Serra Dois Irmãos
Zumbi
Profundezas da paisagem, funduras da alma. Fuma cachimbo Zumbi, perdido o olhar nas altas pedras vermelhas e nas grutas abertas como feridas, e não vê que nasce o dia com luz inimiga nem vê que fogem os pássaros, assustados, em revoadas.
Não vê que chega o traidor. Vê que chega o companheiro, Antônio Soares, e se levanta e o abraça. Antônio Soares afunda várias vezes o punhal em suas costas.
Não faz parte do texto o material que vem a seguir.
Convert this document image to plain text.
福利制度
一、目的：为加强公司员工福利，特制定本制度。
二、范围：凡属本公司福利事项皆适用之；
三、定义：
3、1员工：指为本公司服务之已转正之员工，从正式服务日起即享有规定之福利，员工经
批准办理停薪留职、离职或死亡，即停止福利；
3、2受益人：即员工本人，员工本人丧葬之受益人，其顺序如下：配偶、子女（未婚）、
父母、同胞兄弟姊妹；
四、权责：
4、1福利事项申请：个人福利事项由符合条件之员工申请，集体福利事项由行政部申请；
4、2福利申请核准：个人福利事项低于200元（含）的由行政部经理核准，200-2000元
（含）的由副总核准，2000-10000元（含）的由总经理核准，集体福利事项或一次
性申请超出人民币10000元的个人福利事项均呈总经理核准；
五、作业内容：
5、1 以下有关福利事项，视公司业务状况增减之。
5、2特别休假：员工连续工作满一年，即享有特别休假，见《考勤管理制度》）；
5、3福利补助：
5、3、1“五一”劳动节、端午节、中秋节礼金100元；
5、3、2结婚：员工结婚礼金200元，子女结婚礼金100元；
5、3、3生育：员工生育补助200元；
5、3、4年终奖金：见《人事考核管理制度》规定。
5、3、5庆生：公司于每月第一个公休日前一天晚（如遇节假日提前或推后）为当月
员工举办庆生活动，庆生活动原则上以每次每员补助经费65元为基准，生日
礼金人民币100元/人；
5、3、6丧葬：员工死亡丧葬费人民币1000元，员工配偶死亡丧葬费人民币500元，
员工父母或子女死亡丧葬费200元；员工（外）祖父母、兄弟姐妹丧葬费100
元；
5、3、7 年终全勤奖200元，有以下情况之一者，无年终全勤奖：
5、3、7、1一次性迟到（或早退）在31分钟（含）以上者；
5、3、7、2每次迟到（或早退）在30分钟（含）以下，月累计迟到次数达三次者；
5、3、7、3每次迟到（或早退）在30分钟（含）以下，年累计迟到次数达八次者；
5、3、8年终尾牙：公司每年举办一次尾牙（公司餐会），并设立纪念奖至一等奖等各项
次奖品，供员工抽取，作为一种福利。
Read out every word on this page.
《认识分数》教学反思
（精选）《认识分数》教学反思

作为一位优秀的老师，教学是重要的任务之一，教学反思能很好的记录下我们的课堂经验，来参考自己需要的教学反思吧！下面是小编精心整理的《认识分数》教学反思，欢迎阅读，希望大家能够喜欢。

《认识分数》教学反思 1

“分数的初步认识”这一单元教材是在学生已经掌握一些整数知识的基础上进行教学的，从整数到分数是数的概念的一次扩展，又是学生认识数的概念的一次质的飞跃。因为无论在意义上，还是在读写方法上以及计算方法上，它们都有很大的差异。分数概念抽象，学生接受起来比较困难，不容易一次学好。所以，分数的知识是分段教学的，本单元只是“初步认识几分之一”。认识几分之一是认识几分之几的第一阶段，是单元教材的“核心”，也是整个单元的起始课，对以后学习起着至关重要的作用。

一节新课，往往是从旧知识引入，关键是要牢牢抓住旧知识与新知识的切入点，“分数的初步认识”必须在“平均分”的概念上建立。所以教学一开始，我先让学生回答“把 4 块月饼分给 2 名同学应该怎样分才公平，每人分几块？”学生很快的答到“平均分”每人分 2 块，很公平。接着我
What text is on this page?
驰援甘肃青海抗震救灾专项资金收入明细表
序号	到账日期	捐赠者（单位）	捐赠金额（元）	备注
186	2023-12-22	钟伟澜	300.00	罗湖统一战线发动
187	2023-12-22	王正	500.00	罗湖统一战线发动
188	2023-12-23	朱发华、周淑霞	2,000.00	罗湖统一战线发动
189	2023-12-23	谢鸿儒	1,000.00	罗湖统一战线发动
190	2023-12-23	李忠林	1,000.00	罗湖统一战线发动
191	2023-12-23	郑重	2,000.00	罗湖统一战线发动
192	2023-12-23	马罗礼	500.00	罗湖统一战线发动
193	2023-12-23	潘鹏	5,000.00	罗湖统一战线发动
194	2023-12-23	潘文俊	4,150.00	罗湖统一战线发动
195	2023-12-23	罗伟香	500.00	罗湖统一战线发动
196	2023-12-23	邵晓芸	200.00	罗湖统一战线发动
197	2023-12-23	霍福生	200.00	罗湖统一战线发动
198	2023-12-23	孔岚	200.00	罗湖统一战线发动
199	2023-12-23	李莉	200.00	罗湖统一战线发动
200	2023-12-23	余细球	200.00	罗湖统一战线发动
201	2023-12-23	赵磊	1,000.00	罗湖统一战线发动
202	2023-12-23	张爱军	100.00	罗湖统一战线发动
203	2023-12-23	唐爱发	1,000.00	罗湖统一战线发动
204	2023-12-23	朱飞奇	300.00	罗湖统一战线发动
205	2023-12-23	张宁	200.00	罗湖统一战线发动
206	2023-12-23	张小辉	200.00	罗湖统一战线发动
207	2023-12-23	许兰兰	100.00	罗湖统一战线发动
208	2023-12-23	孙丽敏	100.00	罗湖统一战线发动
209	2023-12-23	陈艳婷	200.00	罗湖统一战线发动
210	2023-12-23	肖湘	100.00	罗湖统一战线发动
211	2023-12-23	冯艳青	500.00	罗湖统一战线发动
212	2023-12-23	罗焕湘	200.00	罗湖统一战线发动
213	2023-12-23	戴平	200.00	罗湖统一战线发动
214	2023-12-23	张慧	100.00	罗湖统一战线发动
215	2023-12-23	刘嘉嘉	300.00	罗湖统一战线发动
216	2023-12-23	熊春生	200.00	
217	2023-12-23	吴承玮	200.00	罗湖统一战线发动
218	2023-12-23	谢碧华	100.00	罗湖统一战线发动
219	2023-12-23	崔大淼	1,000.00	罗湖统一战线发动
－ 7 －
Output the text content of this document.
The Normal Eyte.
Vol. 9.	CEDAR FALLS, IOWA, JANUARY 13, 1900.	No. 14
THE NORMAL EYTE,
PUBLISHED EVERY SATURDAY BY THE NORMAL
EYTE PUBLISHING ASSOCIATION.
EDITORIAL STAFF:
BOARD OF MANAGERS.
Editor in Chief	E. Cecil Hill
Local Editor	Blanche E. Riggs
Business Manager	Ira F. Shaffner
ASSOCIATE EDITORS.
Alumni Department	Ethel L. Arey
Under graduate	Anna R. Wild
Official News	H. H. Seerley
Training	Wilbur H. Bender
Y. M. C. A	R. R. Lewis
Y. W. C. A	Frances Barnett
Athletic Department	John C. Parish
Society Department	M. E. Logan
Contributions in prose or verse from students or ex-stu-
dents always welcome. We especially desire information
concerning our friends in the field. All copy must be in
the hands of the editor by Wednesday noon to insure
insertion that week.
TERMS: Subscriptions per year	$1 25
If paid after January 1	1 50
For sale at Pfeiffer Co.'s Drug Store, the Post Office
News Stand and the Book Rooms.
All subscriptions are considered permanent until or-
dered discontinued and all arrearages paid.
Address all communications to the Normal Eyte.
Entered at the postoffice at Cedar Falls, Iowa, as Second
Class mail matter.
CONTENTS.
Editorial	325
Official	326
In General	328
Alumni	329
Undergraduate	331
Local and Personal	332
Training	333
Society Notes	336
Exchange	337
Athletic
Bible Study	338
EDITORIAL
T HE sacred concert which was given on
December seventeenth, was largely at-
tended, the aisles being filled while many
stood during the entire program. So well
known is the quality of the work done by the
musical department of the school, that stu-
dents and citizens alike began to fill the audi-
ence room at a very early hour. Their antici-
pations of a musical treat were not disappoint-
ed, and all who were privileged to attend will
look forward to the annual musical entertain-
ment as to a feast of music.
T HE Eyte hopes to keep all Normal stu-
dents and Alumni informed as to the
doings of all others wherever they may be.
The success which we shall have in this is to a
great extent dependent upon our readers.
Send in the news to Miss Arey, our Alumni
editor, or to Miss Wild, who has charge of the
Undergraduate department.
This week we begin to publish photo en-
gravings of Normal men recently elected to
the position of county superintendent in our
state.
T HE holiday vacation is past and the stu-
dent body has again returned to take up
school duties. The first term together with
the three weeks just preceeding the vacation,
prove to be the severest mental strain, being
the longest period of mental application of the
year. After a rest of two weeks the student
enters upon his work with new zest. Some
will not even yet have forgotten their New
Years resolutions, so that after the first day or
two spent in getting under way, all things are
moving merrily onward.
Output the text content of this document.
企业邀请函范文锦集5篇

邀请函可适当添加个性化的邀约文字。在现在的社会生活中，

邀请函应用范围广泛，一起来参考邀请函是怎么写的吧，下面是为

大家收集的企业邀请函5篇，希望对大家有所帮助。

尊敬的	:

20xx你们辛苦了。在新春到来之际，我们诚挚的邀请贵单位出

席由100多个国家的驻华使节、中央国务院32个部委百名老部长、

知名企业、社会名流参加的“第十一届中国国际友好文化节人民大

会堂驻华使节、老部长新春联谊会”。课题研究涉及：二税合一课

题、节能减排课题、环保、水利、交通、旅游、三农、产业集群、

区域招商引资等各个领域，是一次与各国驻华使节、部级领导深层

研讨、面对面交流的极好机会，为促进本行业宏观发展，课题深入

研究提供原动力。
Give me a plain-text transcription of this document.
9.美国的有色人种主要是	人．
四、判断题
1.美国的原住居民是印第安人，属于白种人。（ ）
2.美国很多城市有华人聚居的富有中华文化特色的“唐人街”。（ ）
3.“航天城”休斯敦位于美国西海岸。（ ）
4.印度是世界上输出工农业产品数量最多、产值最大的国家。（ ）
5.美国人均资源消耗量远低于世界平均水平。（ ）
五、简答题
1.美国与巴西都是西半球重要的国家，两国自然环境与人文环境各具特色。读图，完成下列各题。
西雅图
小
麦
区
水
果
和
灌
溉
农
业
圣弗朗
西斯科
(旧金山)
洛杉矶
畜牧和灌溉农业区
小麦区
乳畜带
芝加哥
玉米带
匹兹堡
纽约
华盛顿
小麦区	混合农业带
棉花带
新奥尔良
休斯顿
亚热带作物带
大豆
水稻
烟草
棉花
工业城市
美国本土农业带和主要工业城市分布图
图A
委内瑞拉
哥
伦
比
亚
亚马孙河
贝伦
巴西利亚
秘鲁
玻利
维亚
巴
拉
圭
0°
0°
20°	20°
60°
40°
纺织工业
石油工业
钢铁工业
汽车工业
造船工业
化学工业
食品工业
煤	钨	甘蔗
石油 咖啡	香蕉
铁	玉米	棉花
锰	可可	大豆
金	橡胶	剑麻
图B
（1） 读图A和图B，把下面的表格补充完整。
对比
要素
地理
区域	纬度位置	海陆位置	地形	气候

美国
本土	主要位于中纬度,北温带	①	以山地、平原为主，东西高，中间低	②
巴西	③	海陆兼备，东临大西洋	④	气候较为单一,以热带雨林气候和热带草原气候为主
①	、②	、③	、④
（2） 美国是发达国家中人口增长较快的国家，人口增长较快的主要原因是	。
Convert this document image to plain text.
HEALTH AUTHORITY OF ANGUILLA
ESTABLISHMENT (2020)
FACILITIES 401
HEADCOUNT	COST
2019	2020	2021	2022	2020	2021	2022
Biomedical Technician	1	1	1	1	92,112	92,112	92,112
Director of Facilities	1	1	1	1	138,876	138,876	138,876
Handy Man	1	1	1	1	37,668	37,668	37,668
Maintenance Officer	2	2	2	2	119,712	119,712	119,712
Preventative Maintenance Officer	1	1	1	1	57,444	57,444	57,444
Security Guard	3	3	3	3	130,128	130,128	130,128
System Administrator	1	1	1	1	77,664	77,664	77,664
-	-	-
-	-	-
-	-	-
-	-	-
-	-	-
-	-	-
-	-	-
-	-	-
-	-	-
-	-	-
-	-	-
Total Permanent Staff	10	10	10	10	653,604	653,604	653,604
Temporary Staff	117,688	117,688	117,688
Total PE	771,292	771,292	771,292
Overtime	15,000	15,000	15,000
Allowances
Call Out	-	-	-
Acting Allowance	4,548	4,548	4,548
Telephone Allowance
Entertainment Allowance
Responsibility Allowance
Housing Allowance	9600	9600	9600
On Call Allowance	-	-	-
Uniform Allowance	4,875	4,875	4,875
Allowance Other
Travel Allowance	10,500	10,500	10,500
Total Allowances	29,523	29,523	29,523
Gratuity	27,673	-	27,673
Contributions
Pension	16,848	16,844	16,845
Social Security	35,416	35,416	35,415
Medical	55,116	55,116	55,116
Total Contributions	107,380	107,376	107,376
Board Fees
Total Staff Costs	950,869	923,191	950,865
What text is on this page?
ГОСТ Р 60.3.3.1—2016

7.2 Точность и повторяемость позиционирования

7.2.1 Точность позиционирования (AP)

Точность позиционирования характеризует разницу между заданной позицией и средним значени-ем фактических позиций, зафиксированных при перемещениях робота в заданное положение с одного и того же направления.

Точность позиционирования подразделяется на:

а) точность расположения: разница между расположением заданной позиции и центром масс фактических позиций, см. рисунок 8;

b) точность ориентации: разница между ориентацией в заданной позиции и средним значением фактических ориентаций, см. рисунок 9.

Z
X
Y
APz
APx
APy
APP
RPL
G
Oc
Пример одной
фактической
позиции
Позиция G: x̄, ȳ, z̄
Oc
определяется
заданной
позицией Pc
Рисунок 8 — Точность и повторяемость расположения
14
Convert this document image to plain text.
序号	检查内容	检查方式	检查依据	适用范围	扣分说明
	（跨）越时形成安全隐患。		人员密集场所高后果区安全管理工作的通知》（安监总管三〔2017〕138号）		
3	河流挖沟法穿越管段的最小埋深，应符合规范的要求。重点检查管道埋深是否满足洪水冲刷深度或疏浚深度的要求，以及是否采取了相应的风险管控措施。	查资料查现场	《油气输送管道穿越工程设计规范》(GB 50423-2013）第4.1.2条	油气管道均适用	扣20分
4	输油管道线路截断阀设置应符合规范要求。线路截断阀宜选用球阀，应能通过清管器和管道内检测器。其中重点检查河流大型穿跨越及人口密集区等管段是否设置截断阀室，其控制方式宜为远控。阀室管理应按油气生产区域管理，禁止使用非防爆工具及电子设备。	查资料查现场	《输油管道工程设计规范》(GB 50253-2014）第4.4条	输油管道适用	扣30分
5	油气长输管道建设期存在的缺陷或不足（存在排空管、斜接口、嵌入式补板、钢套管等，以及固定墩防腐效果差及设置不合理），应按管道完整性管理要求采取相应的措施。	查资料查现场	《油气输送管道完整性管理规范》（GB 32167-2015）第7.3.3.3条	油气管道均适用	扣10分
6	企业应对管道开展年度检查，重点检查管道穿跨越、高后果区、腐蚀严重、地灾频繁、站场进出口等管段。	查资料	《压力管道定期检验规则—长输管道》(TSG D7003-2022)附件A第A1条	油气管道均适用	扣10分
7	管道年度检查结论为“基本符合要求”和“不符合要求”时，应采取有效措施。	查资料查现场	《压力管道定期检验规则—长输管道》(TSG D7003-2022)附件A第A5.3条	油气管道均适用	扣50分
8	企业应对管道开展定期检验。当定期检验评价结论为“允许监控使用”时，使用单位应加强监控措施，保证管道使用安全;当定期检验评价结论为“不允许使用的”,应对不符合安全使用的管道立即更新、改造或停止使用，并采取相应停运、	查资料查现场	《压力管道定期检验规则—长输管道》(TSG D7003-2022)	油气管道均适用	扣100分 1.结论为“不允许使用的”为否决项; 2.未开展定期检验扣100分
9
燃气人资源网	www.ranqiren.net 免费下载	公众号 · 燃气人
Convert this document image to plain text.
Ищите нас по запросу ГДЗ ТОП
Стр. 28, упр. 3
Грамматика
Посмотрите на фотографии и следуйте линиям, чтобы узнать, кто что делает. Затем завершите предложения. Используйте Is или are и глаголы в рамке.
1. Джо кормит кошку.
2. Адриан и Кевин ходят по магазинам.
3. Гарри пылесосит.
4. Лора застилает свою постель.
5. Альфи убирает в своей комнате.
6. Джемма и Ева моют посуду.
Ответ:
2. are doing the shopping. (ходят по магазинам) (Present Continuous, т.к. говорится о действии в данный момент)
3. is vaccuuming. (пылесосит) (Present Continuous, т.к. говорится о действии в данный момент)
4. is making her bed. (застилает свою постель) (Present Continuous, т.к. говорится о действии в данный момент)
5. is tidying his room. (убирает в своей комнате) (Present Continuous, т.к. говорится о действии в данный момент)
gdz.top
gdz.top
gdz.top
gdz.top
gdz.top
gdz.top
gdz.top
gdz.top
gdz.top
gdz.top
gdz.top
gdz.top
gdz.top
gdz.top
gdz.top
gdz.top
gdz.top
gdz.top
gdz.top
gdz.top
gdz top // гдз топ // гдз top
Os soldados cravam a cabeça na ponta de uma lança e a levam para Recife, para que apodreça na praça e os escravos aprendam que Zumbi não é imortal.
Já não respira Palmares. Tinha durado um século e tinha resistido a mais de quarenta invasões este amplo espaço de liberdade aberto na América colonial. O vento levou as cinzas dos baluartes negros de Macacos e Subupira, Dambrabanga e Obenga, Tabocas e Arotirene.
Para os vencedores, o século de Palmares se reduz ao instante das punhaladas que acabaram com Zumbi. Cairá a noite e nada ficará debaixo das frias estrelas. Mas, que sabe a vigília comparado com o que sabe o sonho?
Sonham os vencidos com Zumbi; e o sonho sabe que enquanto nestas terras um homem seja dono de outro homem, andará o seu fantasma. Mancando andará, porque Zumbi era manco por culpa de uma bala; andará tempo acima e tempo abaixo e mancando lutará nestas selvas de palmeiras e em todas as terras do Brasil. Se chamarão Zumbi os chefes das incessantes rebeliões negras.